Como cambiara de lugar, detuvo la mirada en algunas dependencias cuyo aspecto era
extrañamente familiar: tenia la impresión de haber soñado con ellas. Se puso a
reflexionar, sorprendido, y de pronto la plantación entera, con el bosque que la rodeaba,
pareció girar sobre su eje. Vaciló su pequeño universo, se trastocó el orden de los
puntos cardinales. ¡En los edificios en llamas reconoció su propia casa!
Durante un instante quedó estupefacto por la brutal revelación. Después se puso a
correr en torno a las ruinas.

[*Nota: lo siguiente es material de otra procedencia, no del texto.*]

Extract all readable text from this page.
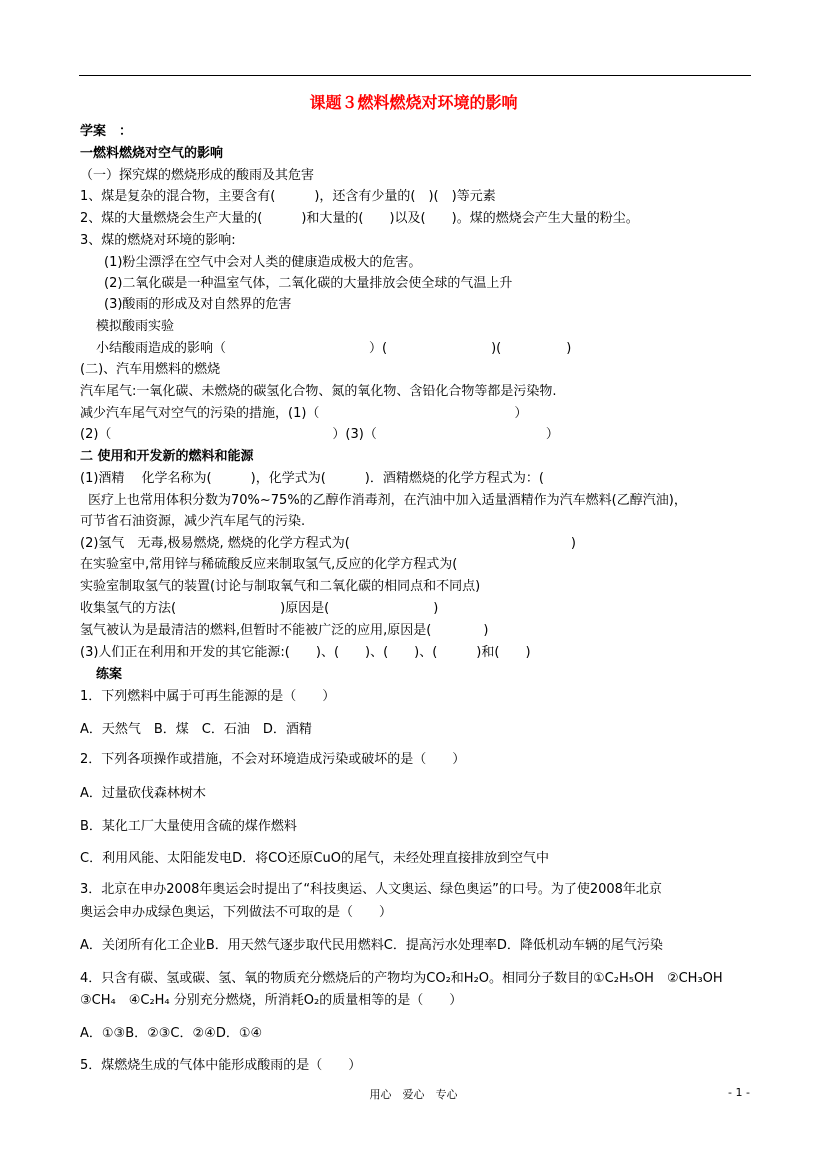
课题３燃料燃烧对环境的影响
学案　：
一燃料燃烧对空气的影响
（一）探究煤的燃烧形成的酸雨及其危害
1、煤是复杂的混合物，主要含有(　　　)，还含有少量的(　)(　)等元素
2、煤的大量燃烧会生产大量的(　　　)和大量的(　　)以及(　　)。煤的燃烧会产生大量的粉尘。
3、煤的燃烧对环境的影响:
(1)粉尘漂浮在空气中会对人类的健康造成极大的危害。
(2)二氧化碳是一种温室气体，二氧化碳的大量排放会使全球的气温上升
(3)酸雨的形成及对自然界的危害
模拟酸雨实验
小结酸雨造成的影响（　　　　　　　　　　　）(　　　　　　　　)(　　　　　)
(二)、汽车用燃料的燃烧
汽车尾气:一氧化碳、未燃烧的碳氢化合物、氮的氧化物、含铅化合物等都是污染物.
减少汽车尾气对空气的污染的措施，(1)（　　　　　　　　　　　　　　　）
(2)（　　　　　　　　　　　　　　　　　）(3)（　　　　　　　　　　　　　）
二 使用和开发新的燃料和能源
(1)酒精　 化学名称为(　　　)，化学式为(　　　)．酒精燃烧的化学方程式为：(
医疗上也常用体积分数为70%~75%的乙醇作消毒剂，在汽油中加入适量酒精作为汽车燃料(乙醇汽油)，
可节省石油资源，减少汽车尾气的污染.
(2)氢气　无毒,极易燃烧, 燃烧的化学方程式为(　　　　　　　　　　　　　　　　　)
在实验室中,常用锌与稀硫酸反应来制取氢气,反应的化学方程式为(
实验室制取氢气的装置(讨论与制取氧气和二氧化碳的相同点和不同点)
收集氢气的方法(　　　　　　　　)原因是(　　　　　　　　)
氢气被认为是最清洁的燃料,但暂时不能被广泛的应用,原因是(　　　　)
(3)人们正在利用和开发的其它能源:(　　)、(　　)、(　　)、(　　　)和(　　)
练案
1．下列燃料中属于可再生能源的是（　　）
A．天然气　B．煤　C．石油　D．酒精
2．下列各项操作或措施，不会对环境造成污染或破坏的是（　　）
A．过量砍伐森林树木
B．某化工厂大量使用含硫的煤作燃料
C．利用风能、太阳能发电D．将CO还原CuO的尾气，未经处理直接排放到空气中
3．北京在申办2008年奥运会时提出了“科技奥运、人文奥运、绿色奥运”的口号。为了使2008年北京
奥运会申办成绿色奥运，下列做法不可取的是（　　）
A．关闭所有化工企业B．用天然气逐步取代民用燃料C．提高污水处理率D．降低机动车辆的尾气污染
4．只含有碳、氢或碳、氢、氧的物质充分燃烧后的产物均为CO₂和H₂O。相同分子数目的①C₂H₅OH　②CH₃OH
③CH₄　④C₂H₄ 分别充分燃烧，所消耗O₂的质量相等的是（　　）
A．①③B．②③C．②④D．①④
5．煤燃烧生成的气体中能形成酸雨的是（　　）
用心　爱心　专心	- 1 -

Allí, plenamente visible a la luz del incendio, yacía el
cadáver de una mujer: el rostro pálido vuelto al cielo, las manos extendidas,
agarrotadas y llenas de hierba, las ropas en desorden, el largo pelo negro, enmarañado,
cubierto de sangre coagulada; le faltaba la mayor parte de la frente, y del agujero
desgarrado salía el cerebro que desbordaba sobre las sienes, masa gris y espumosa
coronada de racimos escarlata obra de un obús.

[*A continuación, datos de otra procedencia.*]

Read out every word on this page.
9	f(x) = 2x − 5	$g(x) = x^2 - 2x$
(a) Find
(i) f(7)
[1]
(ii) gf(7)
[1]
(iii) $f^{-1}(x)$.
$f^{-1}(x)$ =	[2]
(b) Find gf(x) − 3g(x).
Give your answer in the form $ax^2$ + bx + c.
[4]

El niño hizo ademanes salvajes e inciertos. Lanzó gritos inarticulados, indescriptibles,
que hacían pensar en los chillidos de un mono y en los cloqueos de un ganso, sonido
atroz, sin alma, maldito lenguaje del demonio. El niño era sordomudo.
Después permaneció inmóvil, los labios temblorosos, los ojos fijos en las ruinas.